Over the past four years, there has been a $2.6 billion reduction in our annual cash requirements. In 2015 alone, we reduced cash requirements by $1.2 billion. This was achieved by significantly lowering capital expenditure by investing only in projects that secure and grow our position in higher-margin markets, and a lower net interest expense made possible by the significant inroads we have made into reducing net debt in recent years. We expect to make further progress in 2016, cutting our annual cash requirements by another $1 billion as a result of further reductions in capital expenditure, lower net interest and suspending the dividend for the 2015 financial year.

Given the highly challenging environment and the need to preserve cash, suspending the dividend was a necessary decision for the Board to take. The Board intends to maintain the dividend suspension until our net debt to Ebitda ratio falls below 2 times.

It is important to place our financial results in context. A substantial portion of our net loss consisted of impairment charges, many of which were in our mining segment. This is very much a sector-wide issue that is necessary due to the decline in iron ore prices we have witnessed over the past two years. We also booked a $1.3 billion exceptional charge as a result of the rapid decline in global steel prices in 2015. Excluding these exceptional charges and other non-cash items our net loss was $0.3 billion, which, while still a disappointing result, is a fairer reflection of our performance in the year.

>$4.5bn 2016 Ebitda forecast

This is reflected in the resilient cash flow performance in 2015. Delivering a cash flow neutral result was a respectable achievement given the headwinds faced during the year. The steps we have taken to further reduce cash requirements mean that we have lowered the level of Ebitda we need to generate to be free cash flow breakeven in 2016 to $4.5 billion. Given we have guided to Ebitda of greater than $4.5 billion, that means we should be free cash flow positive in 2016.

Looking across our segmental performance in 2015, all of our steel businesses suffered due to the fall in international steel prices driven by the unsustainably low-price environment in China. Despite this, our Europe segment displayed resilience, generating Ebiitda marginally above that achieved in the previous year, which is ongoing evidence of the benefits of our European asset optimisation programme. Conditions in the USA were very tough, with demand impacted by a significant inventory build-up at the end of 2014. We know we need to improve our performance in NAFTA and our planned optimisation of downstream assets, combined with an anticipated increased contribution from AM/NS Calvert, has an important role to play in delivering that improvement.

In Brazil, domestic market demand was very weak due to the severe recession the country is experiencing, but a weak domestic currency boosted our Brazilian operations’ export competitiveness, helping to sustain volumes.

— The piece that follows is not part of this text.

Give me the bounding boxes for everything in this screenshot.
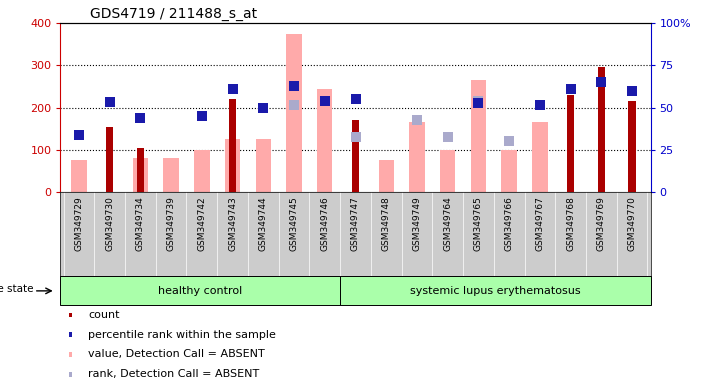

Conditions were also challenging for our ACIS segment, with domestic market weakness impacting results. The combination of trade tariffs and a more competitive iron ore supply contract will support performance improvement in South Africa, while currency devaluation in the CIS region alongside operational efficiency gains will deliver progress.

20% reduction in mining costs

Finally, our mining segment performed well when you take into consideration the fact that iron ore prices fell to their lowest levels since spot pricing was introduced. It proved successful in reducing costs by 20%, above the 10% target we set at the start of the year.

There is no doubt that market conditions will remain challenging in 2016. However, I am confident that the actions we have taken provide us with a very solid platform on which to deliver the targets we have set in our Action 2020 plan and return the group to sustainable profitability.

As recently as 2008 our net debt stood at $32 billion. Following our successful $3 billion rights issue and the $1 billion from the sale of our minority stake in Gestamp, on a pro-forma basis, it is $11.7 billion.